Ticari faaliyette kullanılan aracın satışı nedeniyle beyan edilen satış bedelinin idarece düşük görülmesi üzerine olayın takdire sevkedilmesi yerindedir. Ancak takdir komisyonunca aracın gerçek satış değerinin ne olabileceği konusunda herhangi bir araştırma yapılmaksızın doğrudan kasko sigorta değeri esas alınarak takdirde bulunulması hatalıdır. Nitekim 28.1.1993 tarih ve 21479 sayılı Resmi Gazetede yayımlanan 170 seri nolu Gelir Vergisi Genel Tebliğinin (D) bölümünde, “Gelir ve kurumlar vergisi uygulaması bakımından, mükelleflerin satışını yaptıkları motorlu kara taşıtlarına ilişkin esas alacakları tutar, gerçek satış bedelidir. Ancak gerçek satış bedelinin emsallerine göre bariz bir şekilde düşük beyan edilmesi halinde, taşıtın gerçek satış bedelinin tespiti yoluna gidilebilecektir. Bu tespit işlemi sırasında, diğer unsurlarla birlikte satış tarihi itibariyle geçerli olan,kasko sigortasına esas alınan bedelden de yararlanılabileceği tabiidir.” Denildiği gibi olay tarihinden sonra çıkarılmış olmakla beraber Maliye Bakanlığı Gelirler Genel Müdürlüğünün 6.5.1994 gün ve 1994/2 sıra nolu iç genelgesinde” … bazı vergi dairelerinin gerçek satış bedelleri konusunda hiç bir araştırma yapmadan kasko sigortasına esas bedelleri kullanarak mükellefler adına tarhiyat yaptıkları anlaşılmıştır. Bu uygulama idare ve mükellefler arasında gereksiz ihtilaflara neden olmaktadır.Bu tür ihtilaflara yer verilmemesi açısından sadece kasko bedellerinden hareketle mükellefler adına tarhiyat yapılmamaması, gerçek satış bedellerinin tespiti sırasında diğer hususların da incelenmesi gerekmektedir. ” denilerek,yürürlükteki yasa hükümleriyle takip edilen amacın, satılan araçların tüm özellikleri, yıpranma ve hasar durumları ve piyasa koşulları gözönüne alınarak gerçek satış bedelinin bulunması olduğu belirtilmiştir.

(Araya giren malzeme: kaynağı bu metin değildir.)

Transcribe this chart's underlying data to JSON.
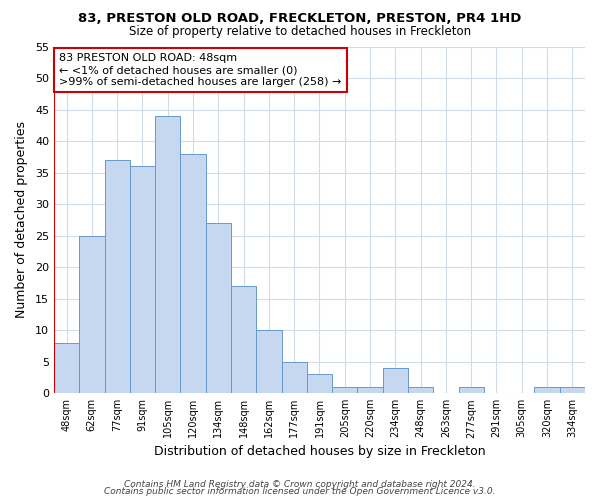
{
  "title1": "83, PRESTON OLD ROAD, FRECKLETON, PRESTON, PR4 1HD",
  "title2": "Size of property relative to detached houses in Freckleton",
  "xlabel": "Distribution of detached houses by size in Freckleton",
  "ylabel": "Number of detached properties",
  "categories": [
    "48sqm",
    "62sqm",
    "77sqm",
    "91sqm",
    "105sqm",
    "120sqm",
    "134sqm",
    "148sqm",
    "162sqm",
    "177sqm",
    "191sqm",
    "205sqm",
    "220sqm",
    "234sqm",
    "248sqm",
    "263sqm",
    "277sqm",
    "291sqm",
    "305sqm",
    "320sqm",
    "334sqm"
  ],
  "values": [
    8,
    25,
    37,
    36,
    44,
    38,
    27,
    17,
    10,
    5,
    3,
    1,
    1,
    4,
    1,
    0,
    1,
    0,
    0,
    1,
    1
  ],
  "bar_color": "#c5d8ef",
  "bar_edge_color": "#6699cc",
  "highlight_color": "#cc0000",
  "ylim": [
    0,
    55
  ],
  "yticks": [
    0,
    5,
    10,
    15,
    20,
    25,
    30,
    35,
    40,
    45,
    50,
    55
  ],
  "annotation_line1": "83 PRESTON OLD ROAD: 48sqm",
  "annotation_line2": "← <1% of detached houses are smaller (0)",
  "annotation_line3": ">99% of semi-detached houses are larger (258) →",
  "footer1": "Contains HM Land Registry data © Crown copyright and database right 2024.",
  "footer2": "Contains public sector information licensed under the Open Government Licence v3.0.",
  "background_color": "#ffffff",
  "grid_color": "#d0dce8"
}
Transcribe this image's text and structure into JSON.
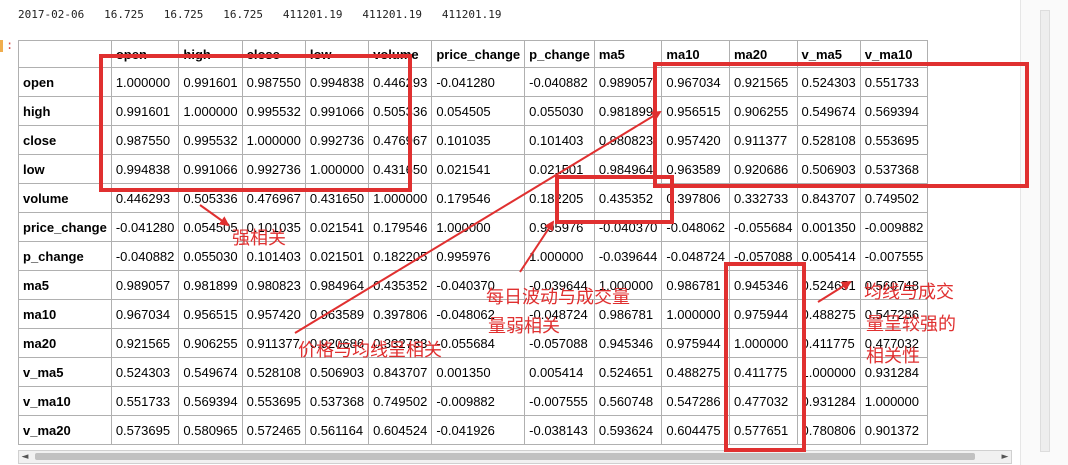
{
  "output_line": "2017-02-06   16.725   16.725   16.725   411201.19   411201.19   411201.19",
  "prompt_marker": ":",
  "table": {
    "columns": [
      "",
      "open",
      "high",
      "close",
      "low",
      "volume",
      "price_change",
      "p_change",
      "ma5",
      "ma10",
      "ma20",
      "v_ma5",
      "v_ma10"
    ],
    "rows": [
      [
        "open",
        "1.000000",
        "0.991601",
        "0.987550",
        "0.994838",
        "0.446293",
        "-0.041280",
        "-0.040882",
        "0.989057",
        "0.967034",
        "0.921565",
        "0.524303",
        "0.551733"
      ],
      [
        "high",
        "0.991601",
        "1.000000",
        "0.995532",
        "0.991066",
        "0.505336",
        "0.054505",
        "0.055030",
        "0.981899",
        "0.956515",
        "0.906255",
        "0.549674",
        "0.569394"
      ],
      [
        "close",
        "0.987550",
        "0.995532",
        "1.000000",
        "0.992736",
        "0.476967",
        "0.101035",
        "0.101403",
        "0.980823",
        "0.957420",
        "0.911377",
        "0.528108",
        "0.553695"
      ],
      [
        "low",
        "0.994838",
        "0.991066",
        "0.992736",
        "1.000000",
        "0.431650",
        "0.021541",
        "0.021501",
        "0.984964",
        "0.963589",
        "0.920686",
        "0.506903",
        "0.537368"
      ],
      [
        "volume",
        "0.446293",
        "0.505336",
        "0.476967",
        "0.431650",
        "1.000000",
        "0.179546",
        "0.182205",
        "0.435352",
        "0.397806",
        "0.332733",
        "0.843707",
        "0.749502"
      ],
      [
        "price_change",
        "-0.041280",
        "0.054505",
        "0.101035",
        "0.021541",
        "0.179546",
        "1.000000",
        "0.995976",
        "-0.040370",
        "-0.048062",
        "-0.055684",
        "0.001350",
        "-0.009882"
      ],
      [
        "p_change",
        "-0.040882",
        "0.055030",
        "0.101403",
        "0.021501",
        "0.182205",
        "0.995976",
        "1.000000",
        "-0.039644",
        "-0.048724",
        "-0.057088",
        "0.005414",
        "-0.007555"
      ],
      [
        "ma5",
        "0.989057",
        "0.981899",
        "0.980823",
        "0.984964",
        "0.435352",
        "-0.040370",
        "-0.039644",
        "1.000000",
        "0.986781",
        "0.945346",
        "0.524651",
        "0.560748"
      ],
      [
        "ma10",
        "0.967034",
        "0.956515",
        "0.957420",
        "0.963589",
        "0.397806",
        "-0.048062",
        "-0.048724",
        "0.986781",
        "1.000000",
        "0.975944",
        "0.488275",
        "0.547286"
      ],
      [
        "ma20",
        "0.921565",
        "0.906255",
        "0.911377",
        "0.920686",
        "0.332733",
        "-0.055684",
        "-0.057088",
        "0.945346",
        "0.975944",
        "1.000000",
        "0.411775",
        "0.477032"
      ],
      [
        "v_ma5",
        "0.524303",
        "0.549674",
        "0.528108",
        "0.506903",
        "0.843707",
        "0.001350",
        "0.005414",
        "0.524651",
        "0.488275",
        "0.411775",
        "1.000000",
        "0.931284"
      ],
      [
        "v_ma10",
        "0.551733",
        "0.569394",
        "0.553695",
        "0.537368",
        "0.749502",
        "-0.009882",
        "-0.007555",
        "0.560748",
        "0.547286",
        "0.477032",
        "0.931284",
        "1.000000"
      ],
      [
        "v_ma20",
        "0.573695",
        "0.580965",
        "0.572465",
        "0.561164",
        "0.604524",
        "-0.041926",
        "-0.038143",
        "0.593624",
        "0.604475",
        "0.577651",
        "0.780806",
        "0.901372"
      ]
    ]
  },
  "annotations": {
    "strong_corr": "强相关",
    "daily_volatility": [
      "每日波动与成交量",
      "量弱相关"
    ],
    "price_corr": "价格与均线呈相关",
    "ma_volume": [
      "均线与成交",
      "量呈较强的",
      "相关性"
    ]
  },
  "colors": {
    "annotation": "#e03030"
  },
  "scrollbar": {
    "left_arrow": "◄",
    "right_arrow": "►"
  }
}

Bu durumda mahkeme tarafından, satışa konu aracın tüm özellikleri dikkate alınarak satış tarihindeki emsal bedelinin tesbiti için bilirkişi incelemesi yaptırılması ve sonucuna göre bir karar verilmesi gerekirken, aracın kasko sigorta değeri esas alınarak yapılan takdire dayalı cezalı tarhiyatta katma değer vergisinin onanmasında isabet görülmemiştir.
Öte yandan, araç satışları noter kanaliyle yapıldığı için idarenin bilgisi dışında kalamayacağından fark matrah bulunması durumunda kaçakçılık cezası yerine kusur cezası uygulanmalıdır.
Açıklanan nedenlerle, vergi dairesi temyiz isteminin reddine, yükümlü temyiz isteminin kabulü ile … Vergi Mahkemesinin … gün ve … sayılı kararının, yukarıda belirtilen hususlar gözönüne alınarak yeniden bir karar verilmek üzere bozulmasına, dosyanın anılan mahkemeye gönderilmesine 5.10.1994 gününde oyçokluğu ile karar verildi.
Karşı Oy : İleri sürülen temyiz sebepleri vergi mahkemesi kararının kanuna ve hukuka uygun vergi aslına ilişkin kısmını kusurlandıracak nitelikte görülmediğinden temyiz isteminin kısmen reddi ile temyize konu kararın vergi aslına ilişkin hüküm fıkrasının onanması, uyuşmazlığın hukuki niteliği itibariyle olaya ağır kusur cezası değil kusur cezası uygulanması yerinde olacağından, temyiz isteminin cezaya ilişkin olarak kısmen kabulü gerektiği görüşüyle çoğunluk kararına katılmıyorum.